Women in Ruhiira carry water more than two kilometers uphill to reach home. Many are serving families of six or more, and make multiple trips each day.

Safe water coverage has increased from 7 percent to 45 percent since 2006, largely due to the protection of 12 springs and the provision of nine shallow wells throughout the Ruhiira cluster. This figure will improve significantly in the next few months, however, when the MVP makes history in Ruhiira with the installation of a pumped water distribution system. From protected springs in Kakoni, treated water will be pumped to a central holding tank in Ruhiira trading center. Gravity will do the rest of the work, delivering water to 40 tap stands along three distribution lines.
Robert Ayesiga, the infrastructure coordinator for the Ruhiira Project, estimates that upon completion of the first phase in August, the system will be capable of providing 115,000 liters per day. This number will triple in the second phase of the project when another spring source in Kanyerere is connected to the system.
Access to this volume of water is unheard of in Ruhiira, where the average family of five gets by on 40 liters per day. In Uganda, such water delivery systems are usually only found in urban and peri-urban areas. This ambitious project also marks an infrastructural first for the 14 Millennium Villages throughout Sub-Saharan Africa.
Women and families stand to benefit most from this change, not only because they will be relieved of hours of backbreaking labor, but because the availability of improved quality and quantity of water is associated with improved health, hygiene and sanitation outcomes. Less time spent fetching water also means more time available for other activities, including possible adult education or enterprise programs that are offered and promoted by the MVP.
Due to the continuing costs associated with maintenance and energy, the Ruhiira Water Supply will be a paid service. Schools, businesses, health centers or private homes may request a private metered tap, and community members understand that they will pay at the tap stand for each jerry can filled. According to a 2009 survey carried out by Technology Consultants Ltd., more than 50 percent of Ruhiira residents already pay 1000 UGS per jerry can for water during the dry months. The pumped system promises to reduce these costs, improve water quality and provide revenue that will be used for system maintenance and community improvements.

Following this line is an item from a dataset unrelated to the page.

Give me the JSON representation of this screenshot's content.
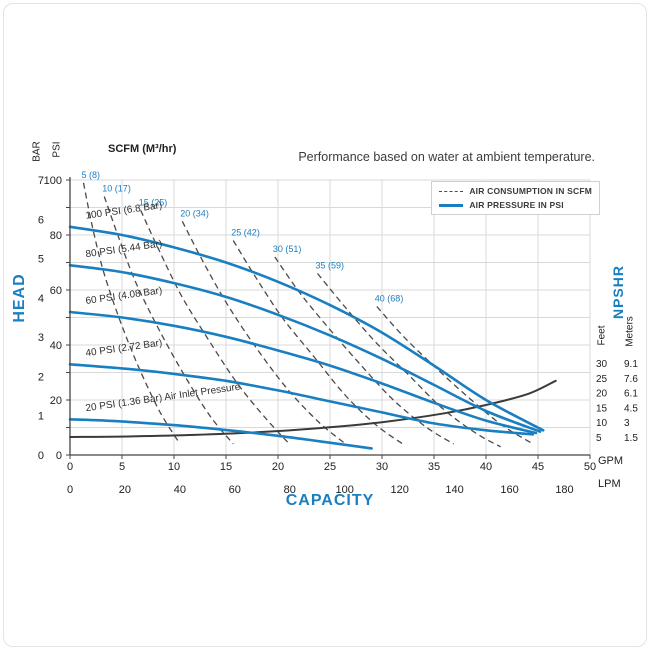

School children gather water at the Ruhiira trading center tank, as test pumping brings water to the highlands for the first time.

The Ruhiira Community Water Supply Project was officially commissioned on July 16th by Flavia Munaaba. the honorable minister of water and environment; Jeffrey Sachs; and Walter Wang, CEO of JM Eagle, who generously donated 100 kilometers of pipe for this water system and other planned water projects in the cluster.
Hundreds of community members gathered to see the ceremonial water flow from the taps at Mururama trading center, to dance and to celebrate the arrival of water to the highlands. If only the guests of honor could have seen the faces of women and children a day earlier, when water was test pumped to the Ruhiira holding tank for the first time. Community members came running with jerry cans, buckets, pots and pans—laughing and shouting with joy, eyes wide and disbelieving at the miraculous arrival of piped water. For the first day in Ruhiira’s history, they would not make the trek down the hill for water. Instead, the water came to them.